Place / put something under a boycott.




To boycott (v) – to refuse to take art in something (usually of a group of people) or to have special contact or do business with a person, company, country, etc. either as a punishment or as a way of protesting about something.

Treaties. A treaty is a formal agreement made by national governments. The agreement may be bilateral (signed by two countries) or multilateral (signed by more than two countries). Only the official representatives of independent countries may draw up a treaty. Before the agreement can go into effect, it must be approved by the governments of the countries involved. A nation may sign a treaty to promote its own economic interests. For example, two or more governments may agree to remove tariffs and other trade barriers between their countries. A number of European countries have signed such a treaty to form the European Economic Community.

Governments may sign treaties of alliance to provide military protection for their countries. Such a treaty may require that the signing countries help one another if any of them is attacked. In 1949, the United States, Canada, and a number of European nations signed a treaty of alliance called the North Atlantic Treaty.

 

Countries may sign arms-control treaties to limit, regulate, reduce, or eliminate certain weapons or armed forces. Since 1960, a number of treaties to control nuclear weapons have been signed by the United States, the Soviet Union, and other countries.

International law consists of rules that governments are expected to observe in their relations with one another. Some rules have developed through custom. Others have been established in treaties.

International law deals with both war and peace. It includes rules regarding the conduct and treatment of neutral nations during wartime. In addition, international law deals with such matters as the rights of persons travelling abroad, the rights of merchant ships outside their own waters, and the rights of aircraft flying through a foreign country's airspace. The International Court of Justice, an agency of the UN, settles certain international disputes on the basis of international law. But no country has to appear before the court unless wishes to do so.

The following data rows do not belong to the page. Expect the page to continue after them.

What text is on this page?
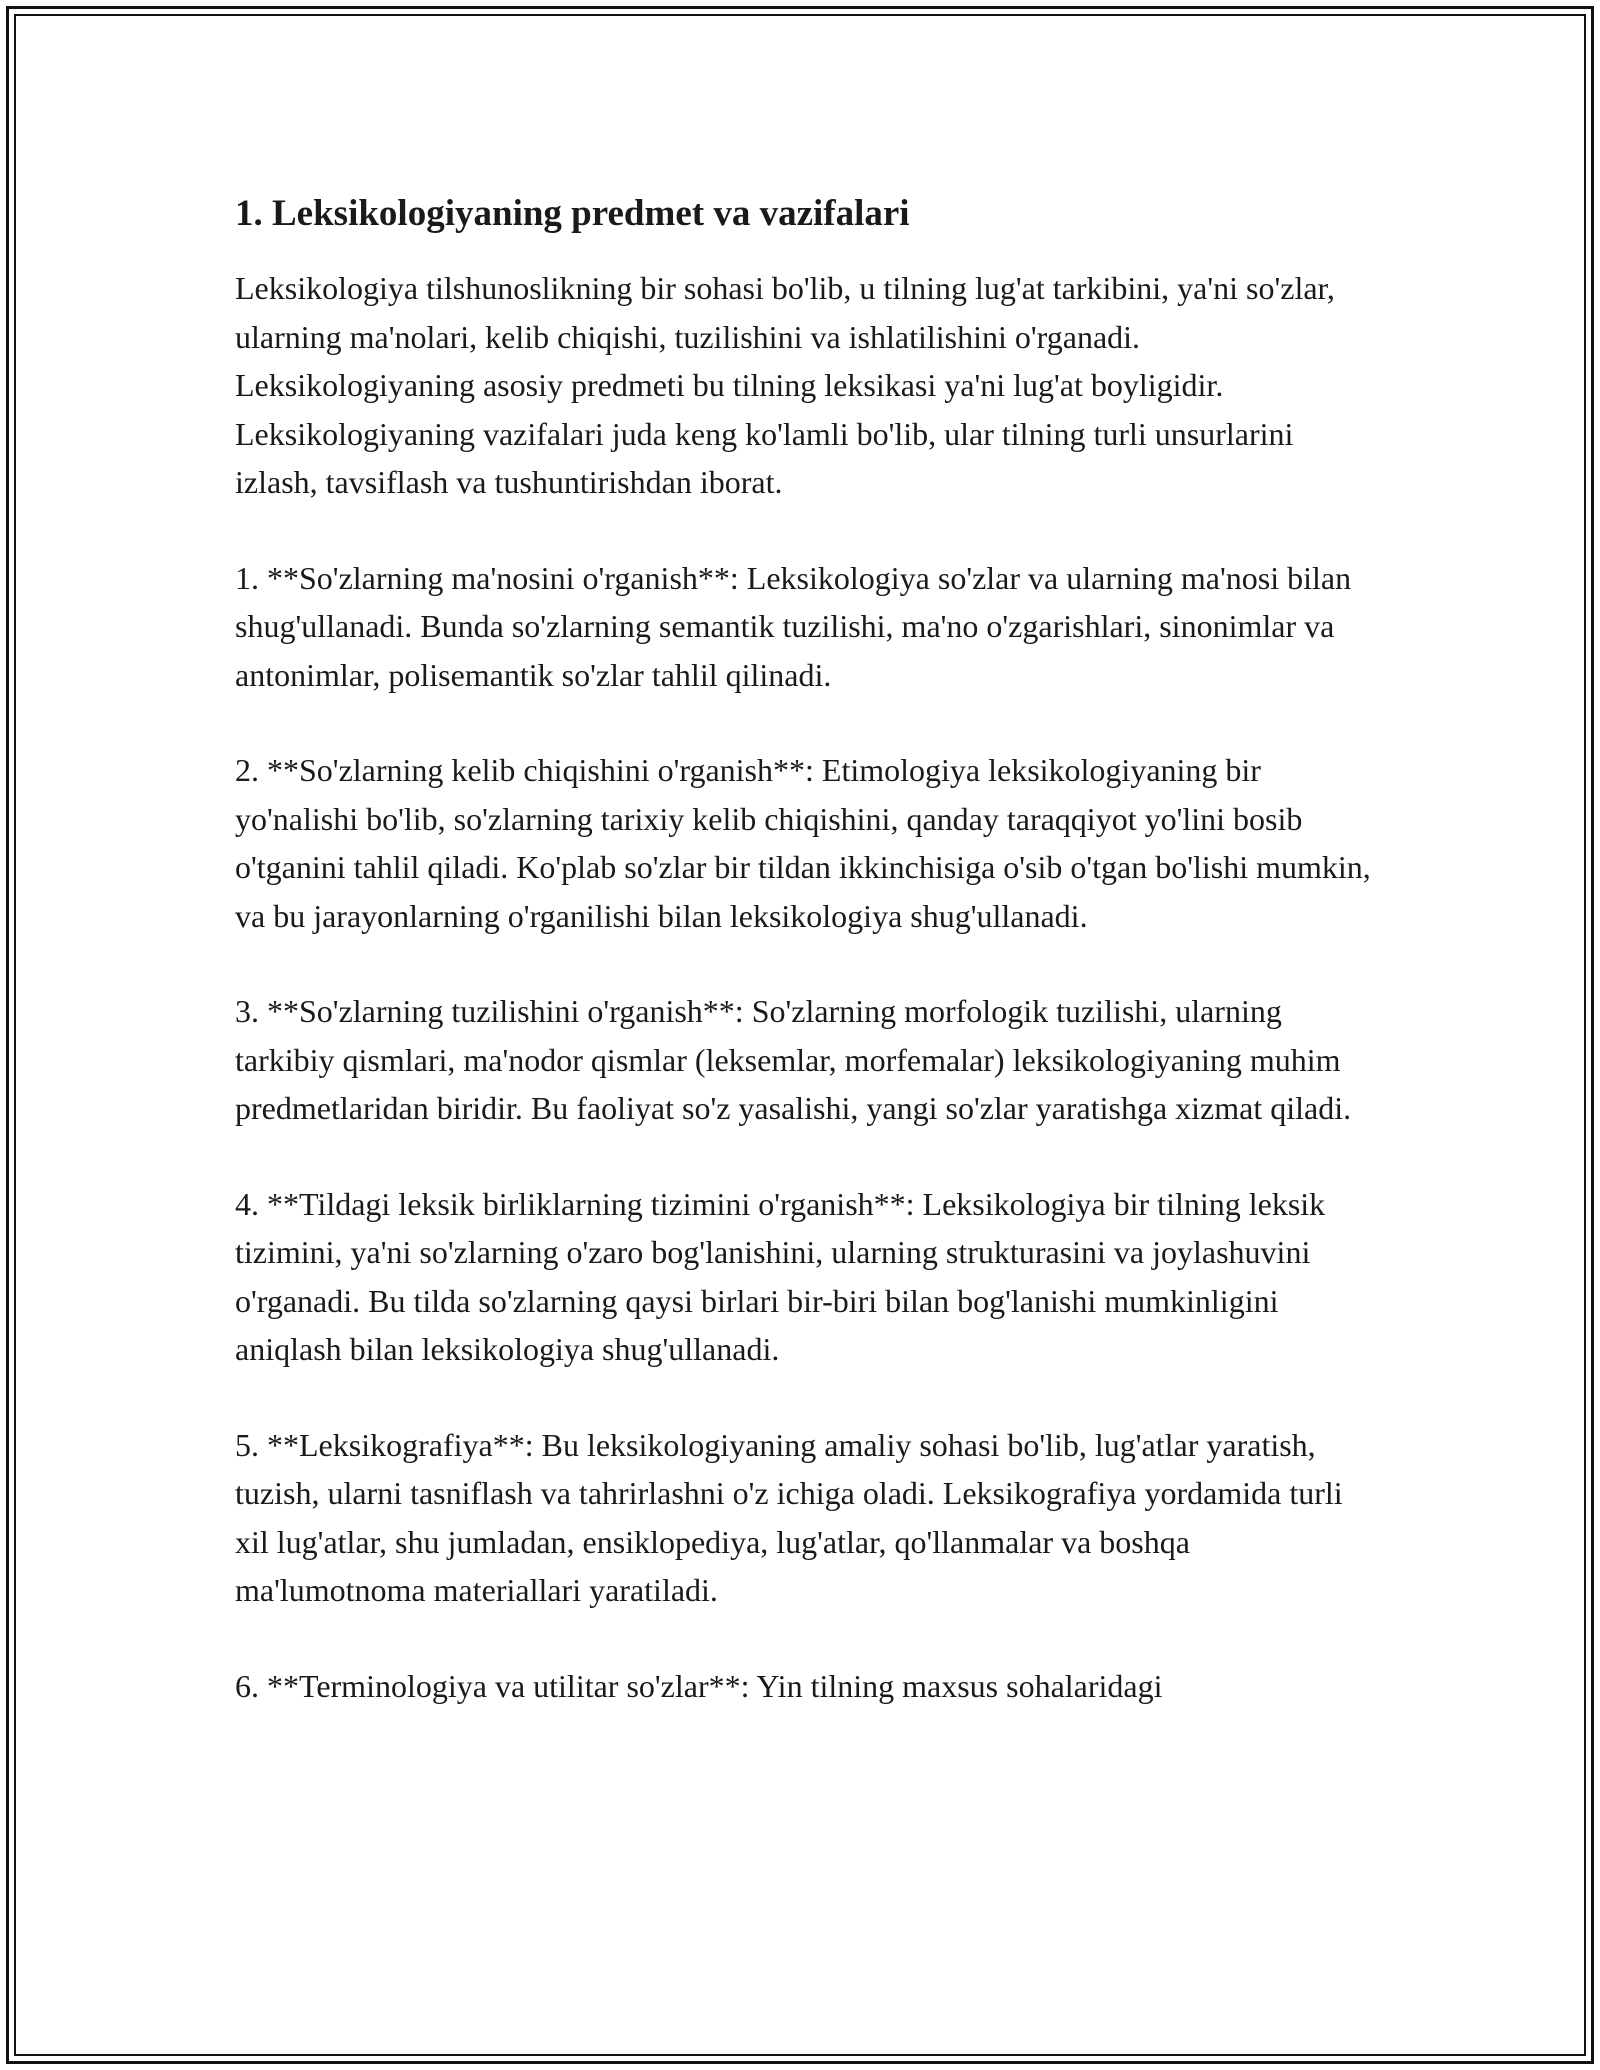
1. Leksikologiyaning predmet va vazifalari

Leksikologiya tilshunoslikning bir sohasi bo'lib, u tilning lug'at tarkibini, ya'ni so'zlar, ularning ma'nolari, kelib chiqishi, tuzilishini va ishlatilishini o'rganadi. Leksikologiyaning asosiy predmeti bu tilning leksikasi ya'ni lug'at boyligidir. Leksikologiyaning vazifalari juda keng ko'lamli bo'lib, ular tilning turli unsurlarini izlash, tavsiflash va tushuntirishdan iborat.

1. **So'zlarning ma'nosini o'rganish**: Leksikologiya so'zlar va ularning ma'nosi bilan shug'ullanadi. Bunda so'zlarning semantik tuzilishi, ma'no o'zgarishlari, sinonimlar va antonimlar, polisemantik so'zlar tahlil qilinadi.

2. **So'zlarning kelib chiqishini o'rganish**: Etimologiya leksikologiyaning bir yo'nalishi bo'lib, so'zlarning tarixiy kelib chiqishini, qanday taraqqiyot yo'lini bosib o'tganini tahlil qiladi. Ko'plab so'zlar bir tildan ikkinchisiga o'sib o'tgan bo'lishi mumkin, va bu jarayonlarning o'rganilishi bilan leksikologiya shug'ullanadi.

3. **So'zlarning tuzilishini o'rganish**: So'zlarning morfologik tuzilishi, ularning tarkibiy qismlari, ma'nodor qismlar (leksemlar, morfemalar) leksikologiyaning muhim predmetlaridan biridir. Bu faoliyat so'z yasalishi, yangi so'zlar yaratishga xizmat qiladi.

4. **Tildagi leksik birliklarning tizimini o'rganish**: Leksikologiya bir tilning leksik tizimini, ya'ni so'zlarning o'zaro bog'lanishini, ularning strukturasini va joylashuvini o'rganadi. Bu tilda so'zlarning qaysi birlari bir-biri bilan bog'lanishi mumkinligini aniqlash bilan leksikologiya shug'ullanadi.

5. **Leksikografiya**: Bu leksikologiyaning amaliy sohasi bo'lib, lug'atlar yaratish, tuzish, ularni tasniflash va tahrirlashni o'z ichiga oladi. Leksikografiya yordamida turli xil lug'atlar, shu jumladan, ensiklopediya, lug'atlar, qo'llanmalar va boshqa ma'lumotnoma materiallari yaratiladi.

6. **Terminologiya va utilitar so'zlar**: Yin tilning maxsus sohalaridagi
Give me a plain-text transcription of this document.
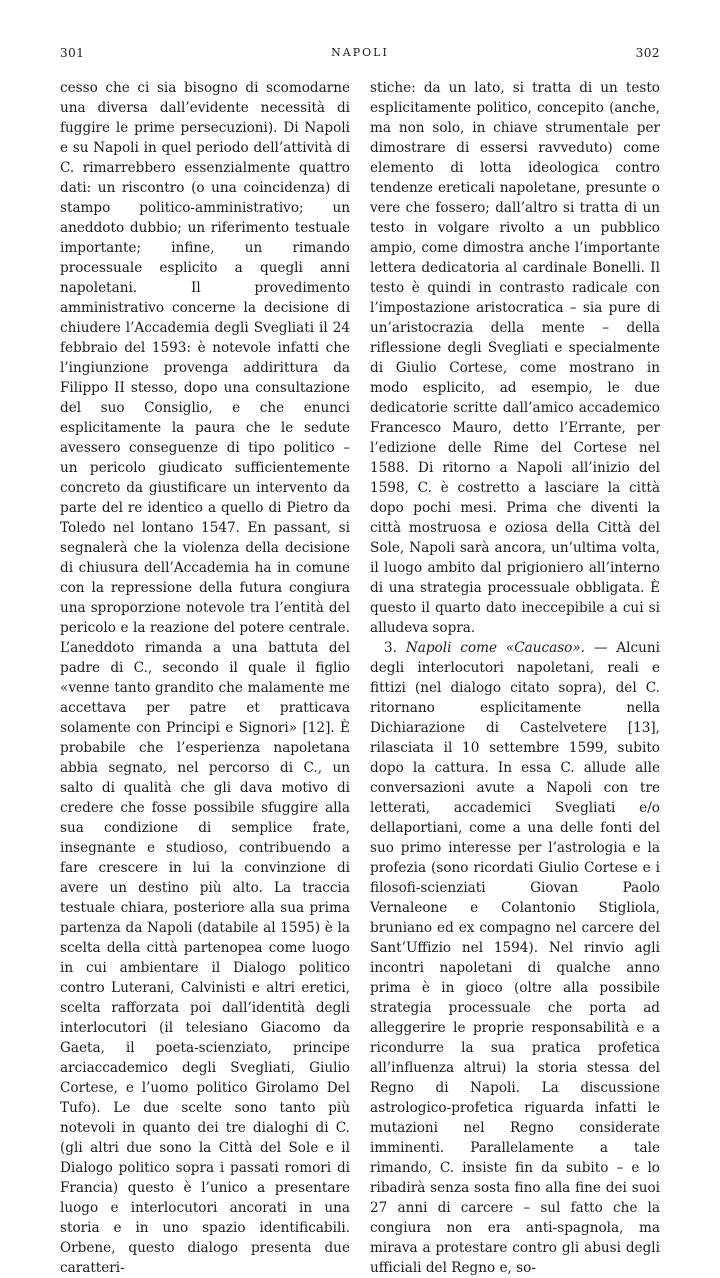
301	NAPOLI	302

cesso che ci sia bisogno di scomodarne una diversa dall’evidente necessità di fuggire le prime persecuzioni). Di Napoli e su Napoli in quel periodo dell’attività di C. rimarrebbero essenzialmente quattro dati: un riscontro (o una coincidenza) di stampo politico-amministrativo; un aneddoto dubbio; un riferimento testuale importante; infine, un rimando processuale esplicito a quegli anni napoletani. Il provedimento amministrativo concerne la decisione di chiudere l’Accademia degli Svegliati il 24 febbraio del 1593: è notevole infatti che l’ingiunzione provenga addirittura da Filippo II stesso, dopo una consultazione del suo Consiglio, e che enunci esplicitamente la paura che le sedute avessero conseguenze di tipo politico – un pericolo giudicato sufficientemente concreto da giustificare un intervento da parte del re identico a quello di Pietro da Toledo nel lontano 1547. En passant, si segnalerà che la violenza della decisione di chiusura dell’Accademia ha in comune con la repressione della futura congiura una sproporzione notevole tra l’entità del pericolo e la reazione del potere centrale. L’aneddoto rimanda a una battuta del padre di C., secondo il quale il figlio «venne tanto grandito che malamente me accettava per patre et pratticava solamente con Principi e Signori» [12]. È probabile che l’esperienza napoletana abbia segnato, nel percorso di C., un salto di qualità che gli dava motivo di credere che fosse possibile sfuggire alla sua condizione di semplice frate, insegnante e studioso, contribuendo a fare crescere in lui la convinzione di avere un destino più alto. La traccia testuale chiara, posteriore alla sua prima partenza da Napoli (databile al 1595) è la scelta della città partenopea come luogo in cui ambientare il Dialogo politico contro Luterani, Calvinisti e altri eretici, scelta rafforzata poi dall’identità degli interlocutori (il telesiano Giacomo da Gaeta, il poeta-scienziato, principe arciaccademico degli Svegliati, Giulio Cortese, e l’uomo politico Girolamo Del Tufo). Le due scelte sono tanto più notevoli in quanto dei tre dialoghi di C. (gli altri due sono la Città del Sole e il Dialogo politico sopra i passati romori di Francia) questo è l’unico a presentare luogo e interlocutori ancorati in una storia e in uno spazio identificabili. Orbene, questo dialogo presenta due caratteri-

stiche: da un lato, si tratta di un testo esplicitamente politico, concepito (anche, ma non solo, in chiave strumentale per dimostrare di essersi ravveduto) come elemento di lotta ideologica contro tendenze ereticali napoletane, presunte o vere che fossero; dall’altro si tratta di un testo in volgare rivolto a un pubblico ampio, come dimostra anche l’importante lettera dedicatoria al cardinale Bonelli. Il testo è quindi in contrasto radicale con l’impostazione aristocratica – sia pure di un’aristocrazia della mente – della riflessione degli Svegliati e specialmente di Giulio Cortese, come mostrano in modo esplicito, ad esempio, le due dedicatorie scritte dall’amico accademico Francesco Mauro, detto l’Errante, per l’edizione delle Rime del Cortese nel 1588. Di ritorno a Napoli all’inizio del 1598, C. è costretto a lasciare la città dopo pochi mesi. Prima che diventi la città mostruosa e oziosa della Città del Sole, Napoli sarà ancora, un’ultima volta, il luogo ambito dal prigioniero all’interno di una strategia processuale obbligata. È questo il quarto dato ineccepibile a cui si alludeva sopra.

3. Napoli come «Caucaso». — Alcuni degli interlocutori napoletani, reali e fittizi (nel dialogo citato sopra), del C. ritornano esplicitamente nella Dichiarazione di Castelvetere [13], rilasciata il 10 settembre 1599, subito dopo la cattura. In essa C. allude alle conversazioni avute a Napoli con tre letterati, accademici Svegliati e/o dellaportiani, come a una delle fonti del suo primo interesse per l’astrologia e la profezia (sono ricordati Giulio Cortese e i filosofi-scienziati Giovan Paolo Vernaleone e Colantonio Stigliola, bruniano ed ex compagno nel carcere del Sant’Uffizio nel 1594). Nel rinvio agli incontri napoletani di qualche anno prima è in gioco (oltre alla possibile strategia processuale che porta ad alleggerire le proprie responsabilità e a ricondurre la sua pratica profetica all’influenza altrui) la storia stessa del Regno di Napoli. La discussione astrologico-profetica riguarda infatti le mutazioni nel Regno considerate imminenti. Parallelamente a tale rimando, C. insiste fin da subito – e lo ribadirà senza sosta fino alla fine dei suoi 27 anni di carcere – sul fatto che la congiura non era anti-spagnola, ma mirava a protestare contro gli abusi degli ufficiali del Regno e, so-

Nonmilitary sanctions may be used by one country, to pressure another country to change its policies. Such sanctions include boycotts and embargoes. Sanctions also include the suspension of financial assistance.

Embargo is an order designed to stop the movement of goods to another country by land, sea, or air. An embargo, issued by a government, may forbid certain merchant ships to enter or leave its ports.

A government may impose an embargo to hamper the military efforts of another government. Sometimes a government imposes an embargo to express its disapproval of actions taken by another government. The embargo is intended to pressure the offending government to change its actions.

The use of embargoes is recognized by the United Nations. In 1951, UN member countries were urged to support the UN forces in the Korean War by not sending weapons to areas controlled by Chinese and North Korean communists.

Boycott is a refusal to deal with an individual, organization, or country. Most boycotts involve a refusal to buy a firm's or country's products. The use of boycott is commonly employed by trade unions, consumer groups, and governments to force a company or government to change its policies.

The word boycott comes from the name of Charles C. Boycott, a British land agent of the 1805. Boycott demanded such high rents that his tenants refused to have anything to do with him.

Trade unions have used boycotts to gain better working conditions for their members. There are two main kinds of labour boycotts, primary and secondary. In a primary boycott, employees refuse to purchase their company's products. Such boycotts are usually ineffective because relatively little of a firm's output is bought by its own workers. In a secondary boycott, striking employees bring pressure on workers in other companies to stop doing business with their employer. In many countries, secondary boycotts are illegal.

 

Consumer groups use boycotts as an effective form of protest in Europe after World War II (1939-1945), many people in the countries that had been occupied by the Germans would not buy goods produced in Germany. In the United States in 1955 and 1956, blacks in Montgomery, Alabama, boycotted the city bus system and forced an end to its segregated seating policy. Since the 1960’s, consumers in several countries have refused to buy goods from South Africa as a protest against the South African government's policy of apartheid.

Governments have used boycotts for various purposes. For example, many Arab nations boycott Israel because they oppose the existence of a Jewish state in the Middle East. The United States and several other countries refused to attend the 1980 Olympic Games in Moscow to protest against the Soviet Union's invasion of Afghanistan in 1979.